- Battle Of Mount Hamrin: Part of the Mesopotamian campaign of World War I
| Date | 25 March 1917 |
| Location | Near Mount Hamrin and the Diyala River, Baghdad Vilayet, Ottoman Iraq |
| Result | Ottoman victory |

Belligerents
- British Empire India; United Kingdom;: Ottoman Empire

Commanders and leaders
- Major General Henry D'Urban Keary: Ali İshan

Units involved
- 8th (Jullundur) and 9th (Sirhind) Brigades: XIII Corps of the Ottoman 6th Army

Strength
- 8,000 men: 4,500 men 20 guns

Casualties and losses
- 1,200 men: Unknown, less than British Empire

= Battle of Mount Hamrin =

Battle in the Mesopotamian Campaign during the First World War

The Battle of Mount Hamrin was an unsuccessful British effort to cut off part of the Ottoman Sixth Army after the capture of Baghdad during the Mesopotamia campaign during the First World War.

== Background ==

The British Empire captured Baghdad from the Ottoman Empire on 11 March 1917. British General Frederick Stanley Maude felt that the presence of 10,000 Ottoman troops north of the city, led by Khalil Pasha, and the presence of another 15,000 Ottomans under Ali Ihsan Bey posed a considerable threat to the British position in the region. Intelligence obtained by the British indicated that the Ottomans were preparing a new army group to retake Mesopotamia. General Maude launched the Samarrah Offensive to push the Ottomans away from Baghdad. Maude dispatched four columns under the command of Major General H. D'Urban Keary. The immediate objective for the force was the village of Baquba. After an initial reverse, the British secured the village from the Ottomans on 17 March 1917. During their offensive, the British believed there was a simultaneous offensive being undertaken by Russian forces under Lieutenant General Nikolai Nikolaevich Baratov to attack Turkish General Ishan. The British were unaware this Russian force had been rendered ineffective by desertion and lack of supply caused by the Russian Revolution. Ali Ishan commanded the Corps facing the Russians on the Diyala river. Ishan's 2nd Division held the ground against the Russians while his 6th Division crossed back into Mesopotamia from Persia. Maude could not allow this maneuverer to occur unhampered, and decided to force Ishan to fight causing two Ottoman rearguard actions, one being the battle of Mount Hamrin.

== Prelude ==

=== Ottoman Preparations ===
Keary's advance up the Diyala was delayed by Ottoman rearguard units, as such Ali Ishan used this delay to heavily fortify his position at Mount Hamrin, a long and relatively low ridge stretching from near the river to just north of Baiji.

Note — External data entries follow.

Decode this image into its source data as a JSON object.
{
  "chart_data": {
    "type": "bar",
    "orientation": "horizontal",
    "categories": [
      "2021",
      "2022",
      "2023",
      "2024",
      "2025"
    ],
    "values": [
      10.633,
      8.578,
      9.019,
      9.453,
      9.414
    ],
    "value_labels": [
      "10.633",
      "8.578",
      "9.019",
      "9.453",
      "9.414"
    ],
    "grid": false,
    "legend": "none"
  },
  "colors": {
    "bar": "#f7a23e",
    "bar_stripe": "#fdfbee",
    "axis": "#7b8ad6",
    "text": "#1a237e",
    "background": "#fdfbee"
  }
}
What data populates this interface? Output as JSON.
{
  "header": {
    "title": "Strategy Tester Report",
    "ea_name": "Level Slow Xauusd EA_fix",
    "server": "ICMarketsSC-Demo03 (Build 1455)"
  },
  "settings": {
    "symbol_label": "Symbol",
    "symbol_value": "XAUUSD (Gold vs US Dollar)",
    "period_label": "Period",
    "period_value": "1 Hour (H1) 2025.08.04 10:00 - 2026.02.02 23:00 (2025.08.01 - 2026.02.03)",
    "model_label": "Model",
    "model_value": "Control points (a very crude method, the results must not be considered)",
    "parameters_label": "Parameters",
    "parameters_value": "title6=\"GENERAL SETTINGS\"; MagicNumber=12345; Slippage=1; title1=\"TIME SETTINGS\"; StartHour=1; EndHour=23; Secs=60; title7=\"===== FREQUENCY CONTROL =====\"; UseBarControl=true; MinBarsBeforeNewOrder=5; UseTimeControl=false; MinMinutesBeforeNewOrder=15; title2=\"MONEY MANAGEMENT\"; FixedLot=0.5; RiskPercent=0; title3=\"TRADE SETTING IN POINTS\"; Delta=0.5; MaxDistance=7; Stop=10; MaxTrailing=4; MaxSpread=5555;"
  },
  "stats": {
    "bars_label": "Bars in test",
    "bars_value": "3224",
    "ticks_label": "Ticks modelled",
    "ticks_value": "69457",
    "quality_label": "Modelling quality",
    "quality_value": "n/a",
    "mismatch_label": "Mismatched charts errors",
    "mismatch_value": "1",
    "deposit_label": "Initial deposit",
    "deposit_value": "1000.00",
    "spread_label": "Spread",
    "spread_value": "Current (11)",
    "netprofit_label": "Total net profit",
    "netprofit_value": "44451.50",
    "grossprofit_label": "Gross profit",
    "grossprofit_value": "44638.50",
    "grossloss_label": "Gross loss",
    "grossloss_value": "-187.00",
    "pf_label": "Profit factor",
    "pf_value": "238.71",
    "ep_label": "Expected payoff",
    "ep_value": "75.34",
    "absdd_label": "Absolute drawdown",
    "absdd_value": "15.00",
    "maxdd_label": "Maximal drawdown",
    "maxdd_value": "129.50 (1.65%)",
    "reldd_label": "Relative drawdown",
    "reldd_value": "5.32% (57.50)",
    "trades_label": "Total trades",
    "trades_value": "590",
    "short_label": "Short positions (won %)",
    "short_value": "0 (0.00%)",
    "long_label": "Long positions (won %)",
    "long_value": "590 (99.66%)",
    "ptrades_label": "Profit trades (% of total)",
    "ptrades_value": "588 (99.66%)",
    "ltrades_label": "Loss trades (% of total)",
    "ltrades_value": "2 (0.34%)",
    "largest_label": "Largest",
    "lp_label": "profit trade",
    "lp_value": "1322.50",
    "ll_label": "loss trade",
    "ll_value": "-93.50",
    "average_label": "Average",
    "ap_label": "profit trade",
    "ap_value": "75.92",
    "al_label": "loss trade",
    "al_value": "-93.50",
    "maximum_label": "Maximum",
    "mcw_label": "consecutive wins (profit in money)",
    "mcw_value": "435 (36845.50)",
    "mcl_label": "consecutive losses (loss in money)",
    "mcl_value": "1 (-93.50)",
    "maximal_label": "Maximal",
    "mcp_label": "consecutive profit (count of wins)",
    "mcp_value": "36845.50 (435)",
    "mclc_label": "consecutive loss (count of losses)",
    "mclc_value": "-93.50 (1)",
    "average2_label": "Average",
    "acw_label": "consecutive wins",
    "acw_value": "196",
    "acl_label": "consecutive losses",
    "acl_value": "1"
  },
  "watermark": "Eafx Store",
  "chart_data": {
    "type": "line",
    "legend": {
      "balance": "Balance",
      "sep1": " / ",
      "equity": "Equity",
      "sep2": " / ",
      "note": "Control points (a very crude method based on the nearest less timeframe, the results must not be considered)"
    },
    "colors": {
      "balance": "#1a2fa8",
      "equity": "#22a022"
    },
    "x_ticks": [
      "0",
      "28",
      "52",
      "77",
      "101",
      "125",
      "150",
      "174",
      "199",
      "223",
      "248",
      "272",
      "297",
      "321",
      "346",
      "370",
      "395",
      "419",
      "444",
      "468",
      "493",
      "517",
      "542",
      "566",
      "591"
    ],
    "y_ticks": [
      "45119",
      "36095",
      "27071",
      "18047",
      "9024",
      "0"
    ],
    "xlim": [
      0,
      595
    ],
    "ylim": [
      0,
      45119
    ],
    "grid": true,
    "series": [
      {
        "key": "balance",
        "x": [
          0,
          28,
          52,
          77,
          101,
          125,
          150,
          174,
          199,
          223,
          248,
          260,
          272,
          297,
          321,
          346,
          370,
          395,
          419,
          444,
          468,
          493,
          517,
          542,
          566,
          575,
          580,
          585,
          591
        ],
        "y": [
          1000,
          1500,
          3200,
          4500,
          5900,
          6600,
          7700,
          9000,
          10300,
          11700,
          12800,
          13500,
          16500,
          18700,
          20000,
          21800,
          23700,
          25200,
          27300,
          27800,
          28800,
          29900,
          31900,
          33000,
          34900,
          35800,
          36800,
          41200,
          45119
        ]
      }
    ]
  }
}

Before the battle the Ottomans dug three lines of trenches overlooking two canals at the foot of the mountain.

=== British Plan of Attack ===
The British force, two Indian Raj Divisions, referred to as the "Khanaqin column", contained the 8th and 9th Indian Brigades. Keary decided to use his 8th Indian Brigade to directly assault the Ottoman position while the 9th Brigade flanked around to the east. This strategy depended on surprise, an element which was lost when the Ottoman Forces detected British forces building a bridge. British air reconnaissance detected the Ottomans moving forces to reinforce their east flank but Keary decided to proceed regardless.

The battle opened shortly after dawn on 25 March 1917. The 9th Indian Brigade did not flank far enough east and attacked the Ottoman position where it had been reinforced instead of circling around the Ottoman trenches. The 9th brigade suffered significant losses and was only able to withdraw once the 8th Brigade launched an assault on the center of the Ottoman trenches. At the end of the day, Keary broke off the engagement to prevent further casualties.

== Aftermath ==
Ishan used this Ottoman victory to withdraw across the Diyala river in an effort to link with the Sixth army. Keary continued towards the Russians, believing that the Russian force was combat effective. Contact between the forces was made on April First. Keary learned the Russians were not an effective force. As no Ottoman threat existed east of the Diyala or in Persia, Keary rejoined the main British Army under Maude. Although the British lost the battle of Mount Hamrin, it marked the last time the Ottomans attempted to invade Persia to threaten British India.